In his weekly column, NC Insider reporter Scott Mooneyham asserts that the transfer tax is no different than the property tax and that buyers will just roll the payments into their mortgage much like they do with property taxes now.
A real estate transfer tax was no more or less a "home tax" than the
property tax. Just as property taxes are rolled into the overwhelming
majority of mortgage payments, transfer tax payments would have been
folded into the price of the home and become a fraction of the monthly
mortgage payment. The cost would have been foisted on buyers, not
sellers.
Mooneyham misses the boat on this one by a wide margin. He falsely assumes that the transfer tax can always be passed on from seller to buyer in the price of the house. In the current buyers’ market, there is no way the seller will be able to recoup this tax. The seller will have to eat it out of his equity.

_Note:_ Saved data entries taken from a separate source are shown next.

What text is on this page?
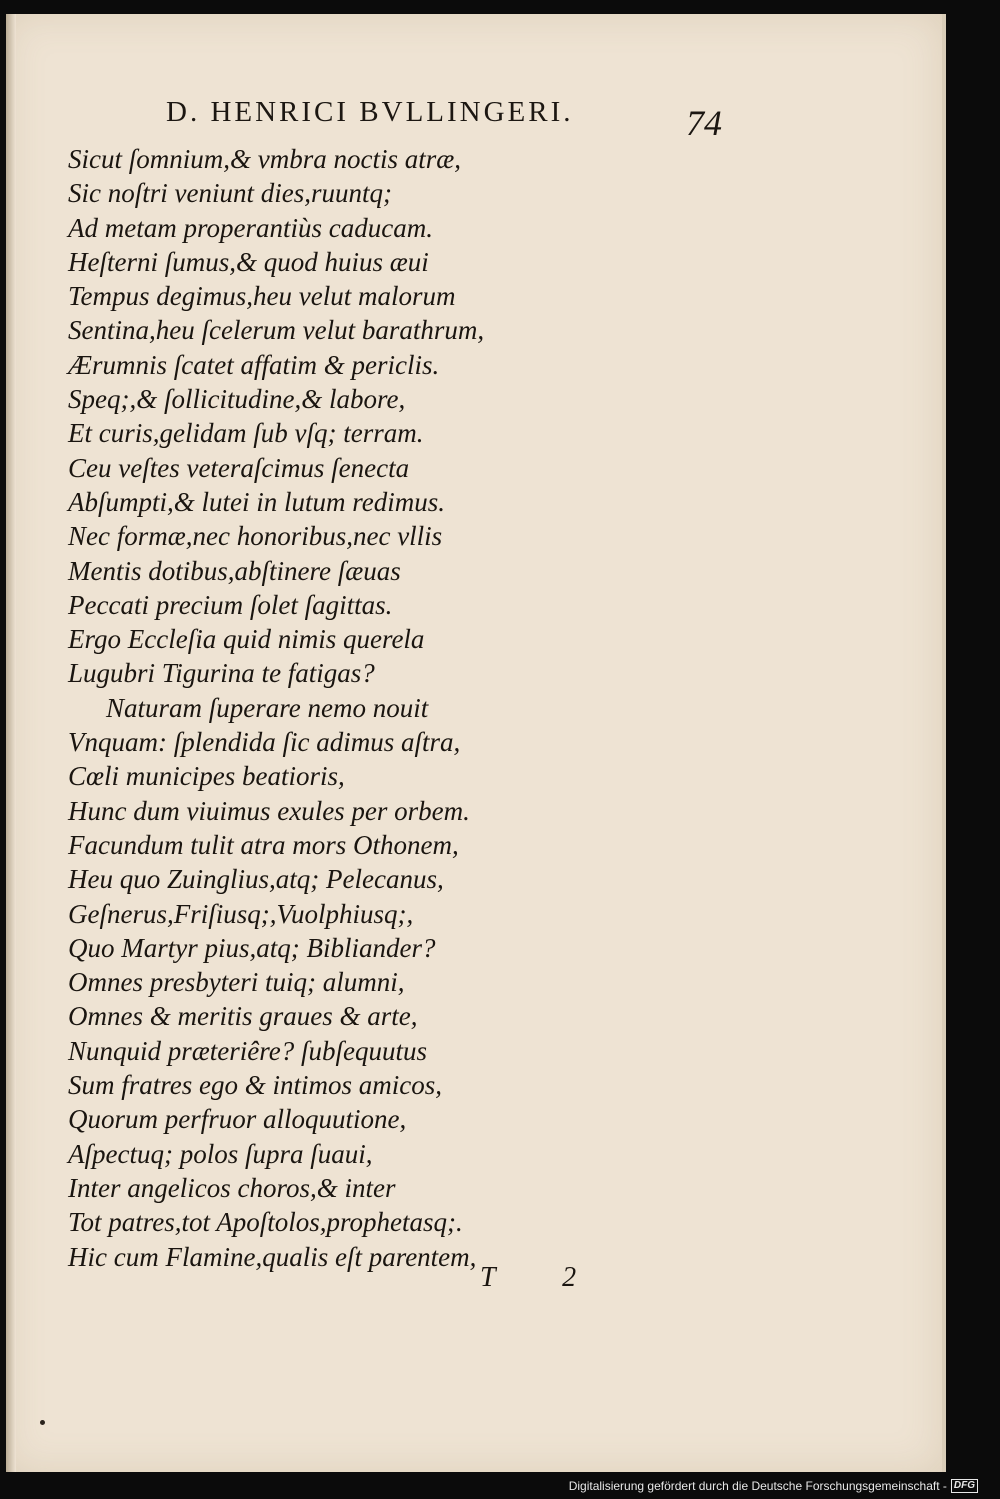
D. HENRICI BVLLINGERI.	74
Sicut ſomnium,& vmbra noctis atræ,
Sic noſtri veniunt dies,ruuntq;
Ad metam properantiùs caducam.
Heſterni ſumus,& quod huius æui
Tempus degimus,heu velut malorum
Sentina,heu ſcelerum velut barathrum,
Ærumnis ſcatet affatim & periclis.
Speq;,& ſollicitudine,& labore,
Et curis,gelidam ſub vſq; terram.
Ceu veſtes veteraſcimus ſenecta
Abſumpti,& lutei in lutum redimus.
Nec formæ,nec honoribus,nec vllis
Mentis dotibus,abſtinere ſæuas
Peccati precium ſolet ſagittas.
Ergo Eccleſia quid nimis querela
Lugubri Tigurina te fatigas?
Naturam ſuperare nemo nouit
Vnquam: ſplendida ſic adimus aſtra,
Cœli municipes beatioris,
Hunc dum viuimus exules per orbem.
Facundum tulit atra mors Othonem,
Heu quo Zuinglius,atq; Pelecanus,
Geſnerus,Friſiusq;,Vuolphiusq;,
Quo Martyr pius,atq; Bibliander?
Omnes presbyteri tuiq; alumni,
Omnes & meritis graues & arte,
Nunquid præteriêre? ſubſequutus
Sum fratres ego & intimos amicos,
Quorum perfruor alloquutione,
Aſpectuq; polos ſupra ſuaui,
Inter angelicos choros,& inter
Tot patres,tot Apoſtolos,prophetasq;.
Hic cum Flamine,qualis eſt parentem,
T 2
Digitalisierung gefördert durch die Deutsche Forschungsgemeinschaft - DFG
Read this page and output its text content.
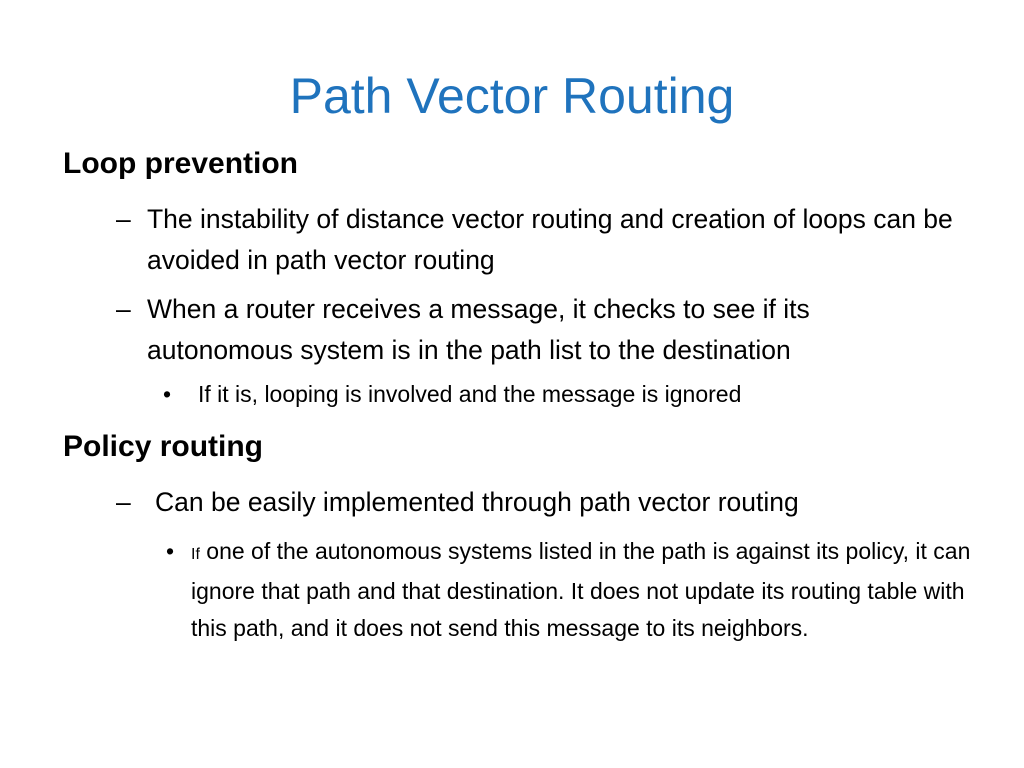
Path Vector Routing
Loop prevention
– The instability of distance vector routing and creation of loops can be avoided in path vector routing
– When a router receives a message, it checks to see if its autonomous system is in the path list to the destination
•	If it is, looping is involved and the message is ignored
Policy routing
– Can be easily implemented through path vector routing
•	If one of the autonomous systems listed in the path is against its policy, it can ignore that path and that destination. It does not update its routing table with this path, and it does not send this message to its neighbors.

Also under his scenario, the transfer tax would be rolled into the principle portion of the mortgage payment, not the escrow account that other items, such as property tax and homeowners insurance, are paid into. Thus, a homebuyer would then be paying interest on the transfer tax for the next 30 years, making the effective cost of the transfer tax double its original charge.
(Hey wait, maybe I like his argument, that makes the case for the transfer tax even easier to fight… It’s not a 0.4 percent tax — by the time you pay interest on it over the life of your loan, you’re really paying closer to 0.8 or 1 percent.)
But let’s just assume for one minute that he is correct, that the transfer tax will be passed on from seller to buyer. That just means that the seller will raise his price 0.4 percent to account for having to pay that tax. So why then, is it the same people who advocate voraciously for " more affordable housing" are the same ones who advocate for the transfer tax. The transfer tax would only make housing less affordable, artificially inflating the cost of housing at least 0.4 percent. (Even more if you consider that the transfer tax would be paid 4 times on newly built homes – from original land owner, to developer, to builder, to new homeowner.)
Any way you slice it the transfer tax is bad. And thank goodness voters in 16 counties saw how damaging it would be to to the equity in their homes. Now as long as we don’t fall under the spell of the re-education programs, the idea of this tax can be dead and buried.